Skrub: machine learning for dataframes
Jérôme Dockès, Guillaume Lemaitre, Riccardo Cappuzzo
In the tutorial we will teach how to use skrub to easily tackle datasets that would be challenging to analyze using only scikit-learn.
First, we will consider a dataset containing a single table, with information about company employees such as hiring date and role description. While its structure is relatively simple, this dataset would be challenging without skrub due to the richness of the data types it contains, including dates, categories and text. We will show how skrub can create an interactive report to see a sample, data distribution plots, summary statistics and measurements of association between the different columns. We will then show that with one line of code we can already get a very good generalization performance, thanks to skrub's pre-built learner that makes the appropriate modelling choices for the different kinds of columns found in the data. Next, we will dive into the internals of that generic pipeline to show the different encoders it uses for dates, high- and low-cardinality categories, and which can be useful on their own.
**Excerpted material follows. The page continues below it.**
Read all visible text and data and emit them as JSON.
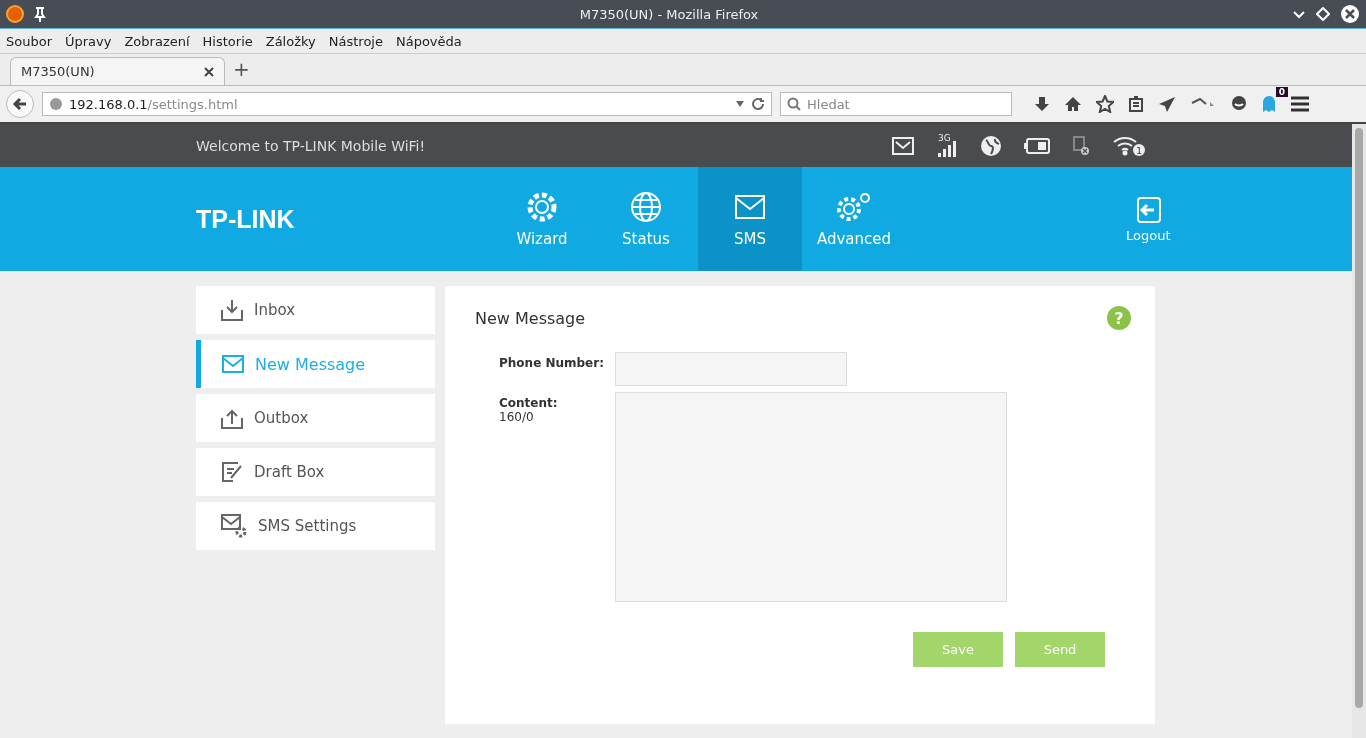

In a second part, we will consider a dataset which could not be processed in a scikit-learn pipeline. The task is to detect fraud in e-commerce transactions and there are two tables with a one-to-many relationship: a table of orders and a table of products, where each order can contain multiple products. Even though it is a simple dataset, it would be difficult to handle correctly without skrub due to the need to vectorize the rich, heterogeneous data in the products table before it can be aggregated and joined to the orders (and thus the prediction targets). An upcoming addition to skrub (that will be merged in the next few weeks) allows us to easily build a pipeline that handles multiple tables and contains arbitrary dataframe transformations. Moreover, it allows tuning any of the choices we make with scikit-learn's grid or randomized search, without the need to manually construct a complex hyperparameter grid. We will explain the concepts behind these tools and illustrate them by building an effective learner for this dataset. We will also discuss the modelling choices involved and explore the available options through hyperparameter search.
Finally, we will conclude with a brief summary of ongoing development and future enhancements to skrub.